(The k-mer hashing post is coming - this one jumped the queue because it came up in real work today.)

Long-read assemblers like Flye are good at producing contigs from PacBio HiFi reads, but they often produce some junk alongside the real sequence. The junk typically shows up as short, low-depth contigs - assembly artifacts that don’t represent actual genomic sequence.

The obvious filter is depth: discard any contig below some fraction of the average depth. This works in the simplest case. But it can breaks in some cases you actually care about.

Why depth thresholds are fragile

A collapsed repeat region produces a contig at 2× or 3× the main depth - it passes confidently, but represents multiple genomic copies mushed into one. A genuine low-copy plasmid sits near the chromosomal depth, or below it, and gets discarded as junk when it shouldn’t be. A contaminating viral sequence, say from a phage infection of the sample, appears at extremely high depth and sails right through. The threshold’s numerics depend on what’s in the assembly, which is circular: you’re using the assembly to evaluate the assembly.
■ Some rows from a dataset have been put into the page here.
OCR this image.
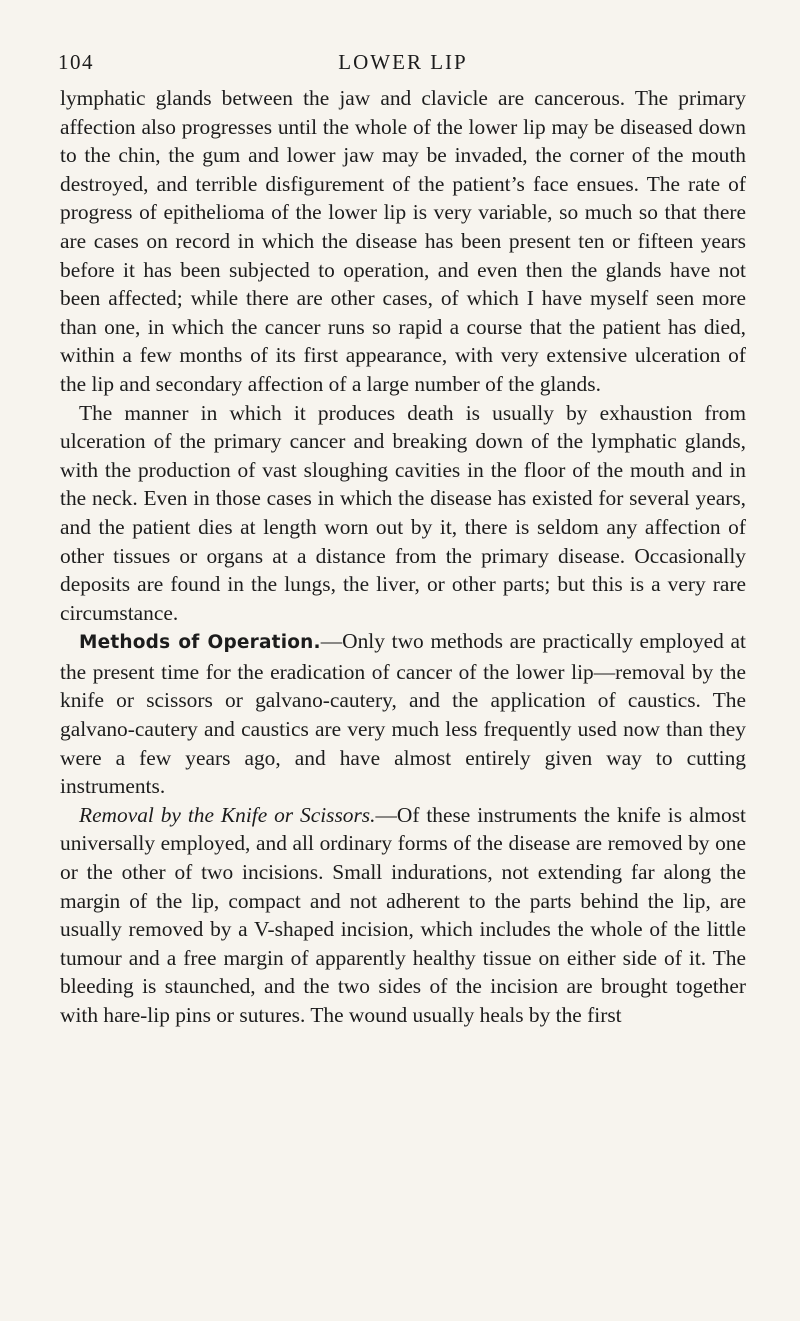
104	LOWER LIP

lymphatic glands between the jaw and clavicle are cancerous. The primary affection also progresses until the whole of the lower lip may be diseased down to the chin, the gum and lower jaw may be invaded, the corner of the mouth destroyed, and terrible disfigurement of the patient’s face ensues. The rate of progress of epithelioma of the lower lip is very variable, so much so that there are cases on record in which the disease has been present ten or fifteen years before it has been subjected to operation, and even then the glands have not been affected; while there are other cases, of which I have myself seen more than one, in which the cancer runs so rapid a course that the patient has died, within a few months of its first appearance, with very extensive ulceration of the lip and secondary affection of a large number of the glands.

The manner in which it produces death is usually by exhaustion from ulceration of the primary cancer and breaking down of the lymphatic glands, with the production of vast sloughing cavities in the floor of the mouth and in the neck. Even in those cases in which the disease has existed for several years, and the patient dies at length worn out by it, there is seldom any affection of other tissues or organs at a distance from the primary disease. Occasionally deposits are found in the lungs, the liver, or other parts; but this is a very rare circumstance.

Methods of Operation.—Only two methods are practically employed at the present time for the eradication of cancer of the lower lip—removal by the knife or scissors or galvano-cautery, and the application of caustics. The galvano-cautery and caustics are very much less frequently used now than they were a few years ago, and have almost entirely given way to cutting instruments.

Removal by the Knife or Scissors.—Of these instruments the knife is almost universally employed, and all ordinary forms of the disease are removed by one or the other of two incisions. Small indurations, not extending far along the margin of the lip, compact and not adherent to the parts behind the lip, are usually removed by a V-shaped incision, which includes the whole of the little tumour and a free margin of apparently healthy tissue on either side of it. The bleeding is staunched, and the two sides of the incision are brought together with hare-lip pins or sutures. The wound usually heals by the first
There’s a better reference point: the reads.

K-mer frequency analysis

When you sequence a genome at sufficient depth, most 31-mers will appear roughly as many times as your coverage depth. Sequence a haploid genome at 100×, and most genomic k-mers appear ~100 times in the read set. Sequencing errors make k-mers that appear once or twice. Repetitive sequences make k-mers that appear at integer multiples of the main depth.
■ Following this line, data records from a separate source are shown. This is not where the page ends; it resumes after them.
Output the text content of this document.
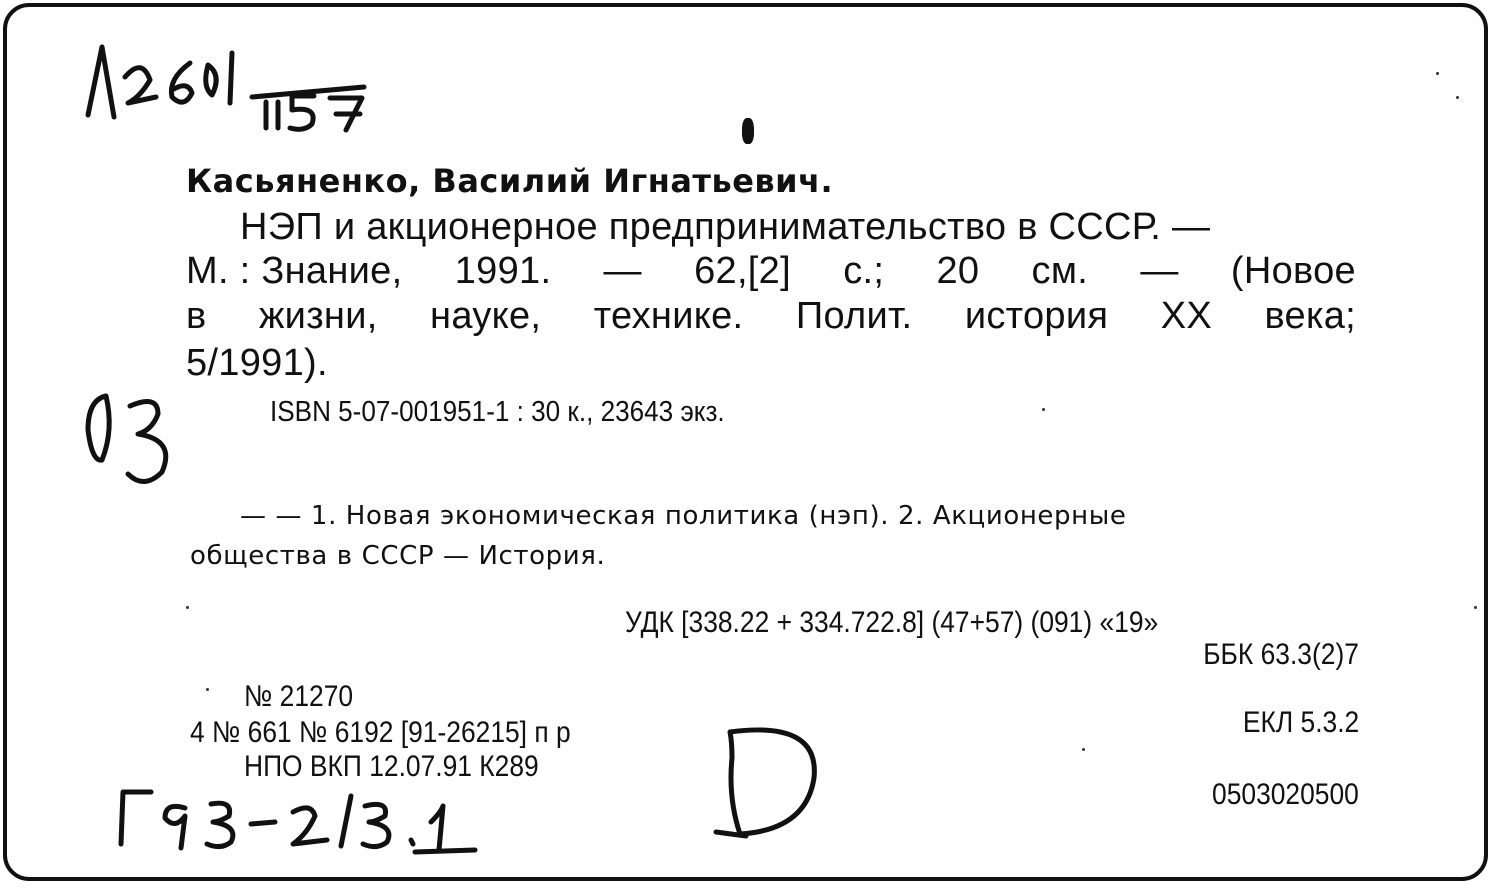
Касьяненко, Василий Игнатьевич.
НЭП и акционерное предпринимательство в СССР. —
М. : Знание, 1991. — 62,[2] с.; 20 см. — (Новое
в жизни, науке, технике. Полит. история XX века;
5/1991).
ISBN 5-07-001951-1 : 30 к., 23643 экз.
— — 1. Новая экономическая политика (нэп). 2. Акционерные
общества в СССР — История.
УДК [338.22 + 334.722.8] (47+57) (091) «19»
ББК 63.3(2)7
№ 21270
4 № 661 № 6192 [91-26215] п р
НПО ВКП 12.07.91 К289
ЕКЛ 5.3.2
0503020500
A histogram of k-mer frequencies has a recognizable shape: a spike near zero from error k-mers, a main peak at the coverage depth, and a tail of repeat k-mers at higher frequencies. From the position and volume of that main peak, you can estimate genome size directly from the reads, before looking at the assembly at all.

BBTools does this with kmercountexact and the peaks flag.

The workflow

First, filter low-quality reads. For PacBio HiFi, reads with more than 0.5% error rate are degraded and should go. Entropy-masking, in prokaryotes, will eliminate low-complexity sequencing artifacts that could otherwise show up as high-order peaks and bloat the estimate:

bbduk.sh in=reads.fq.gz out=filtered.fq.gz maq=23 entropymask minentropy=0.82

Then run k-mer counting with peak analysis:

kmercountexact.sh in=filtered.fq.gz peaks=peaks.txt -Xmx16g minprob=0.75

The output file contains, among other things:

#error_kmers        8588841
#genomic_kmers      5666151
#main_peak          139
#genome_size_in_peaks   5790811
#genome_size            5837986
#fold_coverage      139

What these numbers mean

error_kmers are the k-mers appearing at very low frequency, before the first real peak - sequencing errors producing unique k-mers that don’t represent real genomic sequence.
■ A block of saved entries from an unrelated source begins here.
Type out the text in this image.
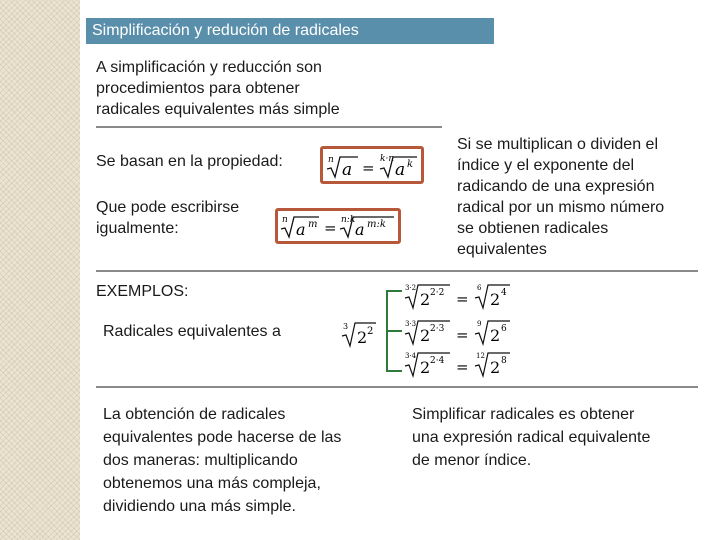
Simplificación y redución de radicales
A simplificación y reducción son
procedimientos para obtener
radicales equivalentes más simple
Se basan en la propiedad:	n a = k·n
a k
Que pode escribirse
igualmente:	n a m = n:k a m:k
Si se multiplican o dividen el
índice y el exponente del
radicando de una expresión
radical por un mismo número
se obtienen radicales
equivalentes
EXEMPLOS:
Radicales equivalentes a	3
2 2
3·2
2 2·2 =
6
2 4
3·3
2 2·3 =
9
2 6
3·4
2 2·4 =
12
2 8
La obtención de radicales
equivalentes pode hacerse de las
dos maneras: multiplicando
obtenemos una más compleja,
dividiendo una más simple.
Simplificar radicales es obtener
una expresión radical equivalente
de menor índice.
genomic_kmers is everything else: k-mers that appear at depths consistent with real genome coverage.

main_peak is the coverage depth at the tallest peak - in this case, 139×.

genome_size_in_peaks and genome_size are two estimates that bracket the true genome size. The first sums peak volumes times their inferred copy numbers, only counting k-mers at the peaks themselves. The second integrates the entire histogram from the first peak onward, assigning copy numbers to every frequency bin including the valleys between peaks and beyond the highest peak. The first slightly underestimates; the second slightly overestimates. The best estimate of genome size falls between them.

Using this to evaluate an assembly

Once you have the bounds, compare them to your assembly. Sum the lengths of your high-depth contigs. If that sum falls inside [genome_size_in_peaks, genome_size], those contigs explain the complete genome. Any remaining low-depth contigs aren’t needed to account for the observed sequence.

In a case from today: two high-depth contigs summed to 5,796,338 bp. The bounds were 5,790,811 and 5,837,986. The sum sits inside the interval. The genome is those two contigs. All remaining low-depth contigs are likely artifacts or contamination.

This is more principled than a depth threshold because it’s derived from the reads independently of the assembly. A depth threshold’s definition of “suspicious” shifts based on what’s in the assembly; these bounds don’t.

Practical notes

bbnorm.sh and khist.sh can also generate k-mer histograms using Bloom filters instead of exact counting. Bloom filters use less memory and never run out, at the cost of some imprecision - useful when the dataset is too large to count exactly. For most bacterial genomes at typical HiFi coverage, kmercountexact fits comfortably in 16GB.

The minprob=0.75 flag in the second command filters k-mers below a probability-of-correctness threshold, reducing the influence of low-quality k-mers on the histogram shape. This matters when reads aren’t uniformly high quality, and complements read quality-filtering.

For diploid or polyploid genomes, the histogram shows multiple peaks at integer ratios, and the tool will attempt to estimate ploidy automatically. The ploidy parameter lets you specify it directly if you know it.